Science Fair Project Encyclopedia
Hydro-Electric Power Commission of Ontario
The Hydro-Electric Power Commission of Ontario was established in 1906 by the provincial Power Commission Act to build transmission lines to supply municipal utilities with electricity generated by private companies already operating at Niagara Falls. The first chairman was Adam Beck, minister without portfolio in the provincial government of Sir James P. Whitney. Beck had been a prominent advocate of a publicly owned electricity grid.
The first transmission lines began providing power to southwestern Ontario in 1910. Beck was knighted in 1914 for his work in electrifying Ontario.
In the 1920s the commission began generating and distributing its own power when it was given the mandate to electrify rural areas. Besides building its own generating stations, it bought the transmission lines and generators of the largest private electricity company.

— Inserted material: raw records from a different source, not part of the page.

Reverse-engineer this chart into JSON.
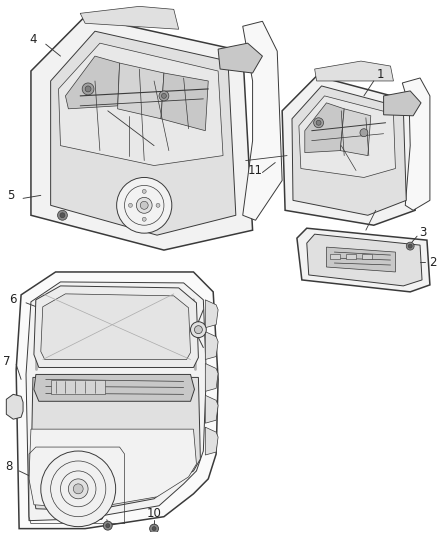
{
  "background_color": "#ffffff",
  "fig_width": 4.38,
  "fig_height": 5.33,
  "dpi": 100,
  "line_color": "#3a3a3a",
  "text_color": "#222222",
  "font_size": 8,
  "fill_light": "#f2f2f2",
  "fill_mid": "#e0e0e0",
  "fill_dark": "#c8c8c8",
  "fill_mech": "#d4d4d4"
}
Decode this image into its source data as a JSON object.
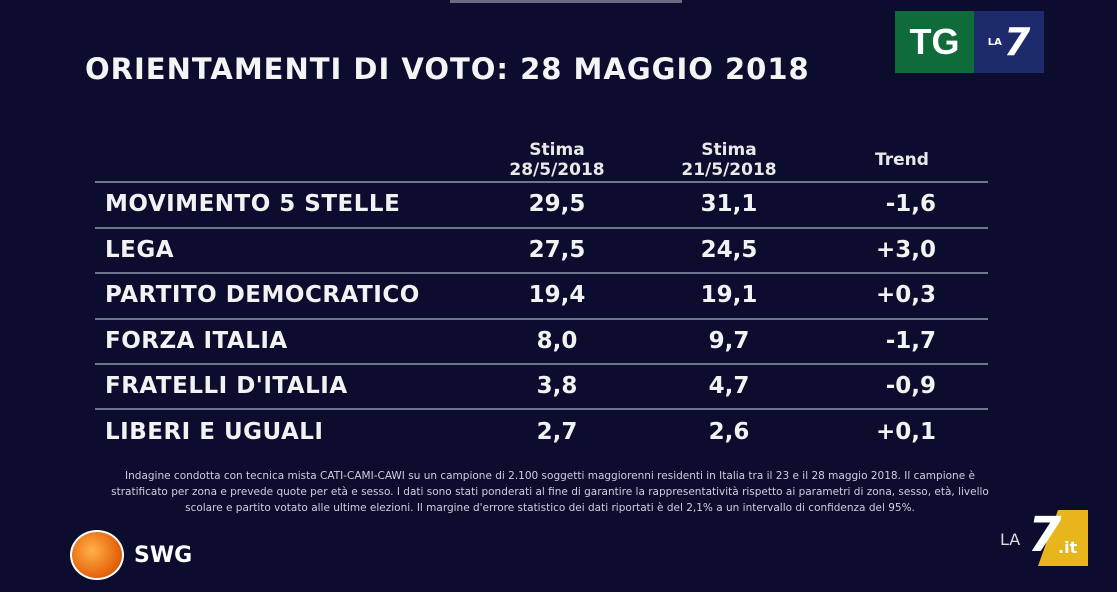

In 1974 the Power Corporation Act reorganized the system as a crown corporation called Ontario Hydro, the name it was most usually known by. In Canada, hydroelectric power is so common that "hydro" has become synonymous with electric power regardless of the actual source of the electricity.
In 1998, the PC government of Mike Harris passed the Energy Competition Act which authorized the establishment of a market in electricity. In April 1999, Ontario Hydro was re-organized into three companies: Ontario Power Generation, the Ontario Hydro Services Company (later renamed Hydro One), and the Independent Electricity Market Operator (later renamed the Independent Electricity System Operator). The companies were intended to eventually operate as private businesses rather than as crown corporations.
By 2001, Hydro One had acquired 88 municipal utilities. In 2001. the provincial government announced its intention to make an Initial Public Offering of stock in Hydro One. However, in 2002 the Supreme Court of Ontario found that the provincial government lacked the authority to proceed with this offering.
In 2002 an electricity market began operating. However, critics questioned, among other things, whether the market was truly competitive or could ever become competitive, given that an electricity grid is not a private good. Public dismay at an increase in prices led the government of Harris's successor, Ernie Eves, to put a cap on electricity prices. This cap was maintained after the Liberal party of Dalton McGuinty replaced the PC government in 2003, The cap was raised in April, 2004.